Endorfer ärgert sich über Schlaglöcher

von Redaktion

Ein Bürger aus Bad Endorf beklagt zahlreiche Straßenschäden und wirft der Gemeinde Untätigkeit vor. Bürgermeister Alois Loferer weist die Vorwürfe zurück, zeigt aber Verständnis und verweist auf bereits getätigte sowie geplante Sanierungsmaßnahmen, darunter ein großes Kreisverkehr-Projekt.

Bad Endorf – Untätigkeit möchte Klaus Müller der Gemeinde Bad Endorf grundsätzlich gar nicht vorwerfen. Sieht er doch, dass trotz überschaubarer Finanzen einiges gemacht wird, wie der Neubau von Kindergarten und Schulzentrum oder auch die Sanierung am Haus des Gastes. „Wenn es aber um die Straßen geht, passiert hier schon seit Jahren nichts mehr”, meint Müller und nennt einige Beispiele wie lose Gehwegplatten in der Bergstraße, Stolperfallen direkt neben dem Rathaus oder ein großes Loch am Kirchplatz. „Und das sind nur ein paar der Schäden. Die Liste kann ich beliebig weiterführen“, sagt der Bad Endorfer.

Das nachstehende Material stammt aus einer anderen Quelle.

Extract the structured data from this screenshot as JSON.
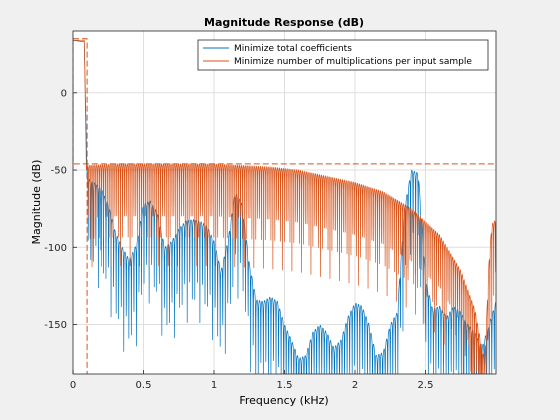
{
  "chart_data": {
    "type": "line",
    "title": "Magnitude Response (dB)",
    "xlabel": "Frequency (kHz)",
    "ylabel": "Magnitude (dB)",
    "xlim": [
      0,
      3.0
    ],
    "ylim": [
      -182,
      40
    ],
    "xticks": [
      0,
      0.5,
      1,
      1.5,
      2,
      2.5
    ],
    "xtick_labels": [
      "0",
      "0.5",
      "1",
      "1.5",
      "2",
      "2.5"
    ],
    "yticks": [
      0,
      -50,
      -100,
      -150
    ],
    "ytick_labels": [
      "0",
      "-50",
      "-100",
      "-150"
    ],
    "grid": true,
    "legend_position": "top-right",
    "series": [
      {
        "name": "Minimize total coefficients",
        "color": "#0072bd",
        "envelope": [
          [
            0.0,
            34
          ],
          [
            0.08,
            33
          ],
          [
            0.1,
            -55
          ],
          [
            0.15,
            -58
          ],
          [
            0.2,
            -62
          ],
          [
            0.25,
            -72
          ],
          [
            0.3,
            -90
          ],
          [
            0.35,
            -100
          ],
          [
            0.4,
            -108
          ],
          [
            0.45,
            -98
          ],
          [
            0.5,
            -72
          ],
          [
            0.55,
            -70
          ],
          [
            0.6,
            -78
          ],
          [
            0.65,
            -100
          ],
          [
            0.7,
            -96
          ],
          [
            0.75,
            -88
          ],
          [
            0.8,
            -83
          ],
          [
            0.85,
            -82
          ],
          [
            0.9,
            -83
          ],
          [
            0.95,
            -86
          ],
          [
            1.0,
            -96
          ],
          [
            1.05,
            -115
          ],
          [
            1.1,
            -95
          ],
          [
            1.15,
            -64
          ],
          [
            1.2,
            -72
          ],
          [
            1.25,
            -110
          ],
          [
            1.3,
            -134
          ],
          [
            1.35,
            -135
          ],
          [
            1.4,
            -132
          ],
          [
            1.45,
            -135
          ],
          [
            1.5,
            -150
          ],
          [
            1.55,
            -160
          ],
          [
            1.6,
            -172
          ],
          [
            1.65,
            -170
          ],
          [
            1.7,
            -155
          ],
          [
            1.75,
            -150
          ],
          [
            1.8,
            -155
          ],
          [
            1.85,
            -165
          ],
          [
            1.9,
            -160
          ],
          [
            1.95,
            -145
          ],
          [
            2.0,
            -136
          ],
          [
            2.05,
            -138
          ],
          [
            2.1,
            -150
          ],
          [
            2.15,
            -170
          ],
          [
            2.2,
            -168
          ],
          [
            2.25,
            -150
          ],
          [
            2.3,
            -142
          ],
          [
            2.35,
            -75
          ],
          [
            2.4,
            -50
          ],
          [
            2.45,
            -52
          ],
          [
            2.5,
            -120
          ],
          [
            2.55,
            -140
          ],
          [
            2.6,
            -138
          ],
          [
            2.65,
            -145
          ],
          [
            2.7,
            -138
          ],
          [
            2.75,
            -142
          ],
          [
            2.8,
            -150
          ],
          [
            2.85,
            -155
          ],
          [
            2.9,
            -165
          ],
          [
            2.95,
            -150
          ],
          [
            3.0,
            -135
          ]
        ]
      },
      {
        "name": "Minimize number of multiplications per input sample",
        "color": "#d95319",
        "envelope": [
          [
            0.0,
            34
          ],
          [
            0.08,
            34
          ],
          [
            0.095,
            -50
          ],
          [
            0.1,
            -47
          ],
          [
            0.3,
            -46
          ],
          [
            0.6,
            -46
          ],
          [
            1.0,
            -46
          ],
          [
            1.2,
            -47
          ],
          [
            1.4,
            -48
          ],
          [
            1.6,
            -50
          ],
          [
            1.8,
            -54
          ],
          [
            2.0,
            -58
          ],
          [
            2.2,
            -64
          ],
          [
            2.4,
            -75
          ],
          [
            2.6,
            -92
          ],
          [
            2.75,
            -115
          ],
          [
            2.85,
            -140
          ],
          [
            2.92,
            -175
          ],
          [
            2.95,
            -110
          ],
          [
            2.97,
            -85
          ],
          [
            3.0,
            -82
          ]
        ]
      }
    ],
    "masks": [
      {
        "name": "spec-mask",
        "color": "#d95319",
        "style": "dashed",
        "points": [
          [
            0,
            35
          ],
          [
            0.1,
            35
          ],
          [
            0.1,
            -46
          ],
          [
            3.0,
            -46
          ]
        ],
        "cutoff_line": [
          [
            0.1,
            -46
          ],
          [
            0.1,
            -182
          ]
        ],
        "left_line": [
          [
            0.0,
            35
          ],
          [
            0.0,
            -46
          ],
          [
            0.1,
            -46
          ]
        ]
      }
    ]
  }
}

Er wandte sich daher bereits mehrfach an die Gemeinde und versuchte, auf die Situation aufmerksam zu machen. Das Ergebnis enttäuscht ihn. Zwar wurden im Haushalt von 2024 rund 140.000 Euro für die Straßensanierung vorgesehen. „Aber nirgendwo lässt sich klar feststellen, wo das Geld investiert wurde“, meint Müller, der nicht der Einzige sei, den diese Situation in Bad Endorf frustriert. „Da gibt es einige Anwohner, die ähnliche Geschichten erzählen könnten”, ist er überzeugt.

Auf Anfrage des OVB bestätigt Bürgermeister Alois Loferer, dass die Straßensituation in Endorf nicht einfach zu überblicken ist. „Allerdings sind wir alles andere als untätig“, versichert der Rathauschef und verweist auf mehrere Sanierungsarbeiten, zum Beispiel in der Hofhamer Straße, dem Simssee- sowie dem Chiemseeweg.

Laut dem Endorfer Bauamt sind sogar über 200.000 Euro im Jahr 2024 in Straßenarbeiten geflossen. Eine konkrete Haushaltszahl für 2025 gibt es noch nicht. Wann genau welche Schäden behoben werden, könne man allerdings nur schwer vorhersagen. „Wir haben einen groben Plan, allerdings entstehen auch immer wieder unvorhersehbare Schäden, um die wir uns kümmern müssen. Das ist ein laufender Prozess”, meint Loferer.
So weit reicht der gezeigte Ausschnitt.